Belfast Telegraph

80 domestic abuse reports made each day in summer holidays, police say

Police receive 80 reports of domestic abuse every day throughout the summer holidays, it has emerged.

Almost 5,000 reports were made to officers in July and August last year, a senior PSNI officer has said.

Detective Chief Superintendent George Clarke, Head of the PSNI's Public Protection Branch, warned that over the holiday period, incidents of domestic abuse rise.

His warnings come as the PSNI launch a summer domestic abuse campaign.

The message of the campaign is: "If you feel like you're walking on eggshells, that's domestic abuse".

It is designed to encourage the reporting of incidents and make victims aware that they can take steps to stop it.

"We know that unfortunately over the holiday period incidents of domestic abuse rise," said Mr Clarke.

"From 1 July 2016 until 31 August 2016, there were 4,960 incidents of domestic abuse reported to us.
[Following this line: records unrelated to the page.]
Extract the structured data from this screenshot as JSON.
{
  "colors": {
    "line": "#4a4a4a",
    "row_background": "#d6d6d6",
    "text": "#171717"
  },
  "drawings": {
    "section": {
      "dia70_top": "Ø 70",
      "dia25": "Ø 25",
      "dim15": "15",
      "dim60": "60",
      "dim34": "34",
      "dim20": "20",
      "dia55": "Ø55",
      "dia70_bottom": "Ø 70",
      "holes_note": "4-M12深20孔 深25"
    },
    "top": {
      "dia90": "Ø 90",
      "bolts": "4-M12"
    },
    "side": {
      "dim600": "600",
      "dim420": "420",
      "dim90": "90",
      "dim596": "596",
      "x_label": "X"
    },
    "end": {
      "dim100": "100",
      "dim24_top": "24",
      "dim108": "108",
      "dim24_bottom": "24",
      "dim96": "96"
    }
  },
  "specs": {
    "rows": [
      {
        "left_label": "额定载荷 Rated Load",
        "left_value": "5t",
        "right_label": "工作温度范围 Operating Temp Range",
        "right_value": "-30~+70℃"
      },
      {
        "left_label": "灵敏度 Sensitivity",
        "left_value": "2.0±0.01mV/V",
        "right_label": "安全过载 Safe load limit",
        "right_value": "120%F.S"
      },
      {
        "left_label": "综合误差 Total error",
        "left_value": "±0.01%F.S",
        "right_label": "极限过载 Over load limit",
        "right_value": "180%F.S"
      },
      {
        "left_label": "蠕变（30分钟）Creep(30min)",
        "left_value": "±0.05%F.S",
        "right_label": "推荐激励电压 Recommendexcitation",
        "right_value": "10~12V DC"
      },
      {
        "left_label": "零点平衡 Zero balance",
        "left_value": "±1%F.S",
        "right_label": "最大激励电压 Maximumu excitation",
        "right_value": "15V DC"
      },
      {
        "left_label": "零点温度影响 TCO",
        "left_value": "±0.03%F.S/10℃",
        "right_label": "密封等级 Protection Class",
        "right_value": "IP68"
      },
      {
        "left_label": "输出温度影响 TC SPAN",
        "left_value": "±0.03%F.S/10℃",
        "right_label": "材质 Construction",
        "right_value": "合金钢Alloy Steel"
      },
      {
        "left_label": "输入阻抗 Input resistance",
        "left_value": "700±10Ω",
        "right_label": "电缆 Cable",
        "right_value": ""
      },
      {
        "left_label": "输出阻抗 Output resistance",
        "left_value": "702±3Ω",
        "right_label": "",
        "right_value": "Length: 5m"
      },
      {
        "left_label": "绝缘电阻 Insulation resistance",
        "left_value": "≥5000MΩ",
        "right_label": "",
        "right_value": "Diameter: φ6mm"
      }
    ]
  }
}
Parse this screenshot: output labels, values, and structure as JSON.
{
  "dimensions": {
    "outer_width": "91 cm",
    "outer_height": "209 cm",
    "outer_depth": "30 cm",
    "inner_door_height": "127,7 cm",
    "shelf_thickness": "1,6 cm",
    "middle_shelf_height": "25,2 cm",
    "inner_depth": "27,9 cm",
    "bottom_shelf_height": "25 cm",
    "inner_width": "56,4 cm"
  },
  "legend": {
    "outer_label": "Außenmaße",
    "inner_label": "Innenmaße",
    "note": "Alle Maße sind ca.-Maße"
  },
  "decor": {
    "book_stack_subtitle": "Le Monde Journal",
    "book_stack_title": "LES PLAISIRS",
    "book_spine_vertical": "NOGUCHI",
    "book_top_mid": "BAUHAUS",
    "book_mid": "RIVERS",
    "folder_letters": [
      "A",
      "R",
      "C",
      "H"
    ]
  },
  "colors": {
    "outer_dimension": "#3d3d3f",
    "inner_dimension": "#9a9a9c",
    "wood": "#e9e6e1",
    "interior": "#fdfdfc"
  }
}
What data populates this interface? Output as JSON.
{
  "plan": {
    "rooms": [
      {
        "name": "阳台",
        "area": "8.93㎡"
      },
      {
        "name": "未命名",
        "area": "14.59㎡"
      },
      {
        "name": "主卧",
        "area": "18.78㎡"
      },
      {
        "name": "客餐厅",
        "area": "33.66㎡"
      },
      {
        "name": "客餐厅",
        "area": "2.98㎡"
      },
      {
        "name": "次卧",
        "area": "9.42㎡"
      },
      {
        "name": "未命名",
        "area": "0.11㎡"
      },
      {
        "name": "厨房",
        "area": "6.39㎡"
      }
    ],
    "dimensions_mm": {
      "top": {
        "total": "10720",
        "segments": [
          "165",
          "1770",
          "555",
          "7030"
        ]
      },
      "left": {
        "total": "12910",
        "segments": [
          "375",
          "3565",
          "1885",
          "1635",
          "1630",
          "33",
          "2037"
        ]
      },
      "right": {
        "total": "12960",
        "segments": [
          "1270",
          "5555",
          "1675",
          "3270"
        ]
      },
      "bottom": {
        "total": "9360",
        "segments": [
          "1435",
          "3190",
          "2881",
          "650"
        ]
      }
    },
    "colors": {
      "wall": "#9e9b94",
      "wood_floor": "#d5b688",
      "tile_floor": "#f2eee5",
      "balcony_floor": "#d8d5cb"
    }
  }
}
This compared to 4,795 from the previous year, an increase of 165 incidents."

Mr Clarke said he hoped the online campaign, which will run from now until the end of August, will encourage victims to come forward to report incidents of domestic abuse.

He added that within the space of 12 months, the number of domestic abuse reports received by police rose by 774 incidents to 29,166. This is the the highest level of recorded incidents since police started recording data in 2004/05.

"We welcome the increase because we believe this shows confidence is increasing in the police," said Mr Clarke.

He warned, however: "Despite the rise in the number of reported incidents, we still believe that a large number of domestic incidents are going unreported."

The police respond to an incident of domestic abuse every 18 minutes.

A 24-hour Domestic and Sexual Helpline is available to anyone who has concerns about domestic or sexual violence, now or in the past, on 0808 802 1414.

Anyone suffering from domestic abuse is encouraged to contact their local police on the non-emergency number 101. In an emergency, always call 999.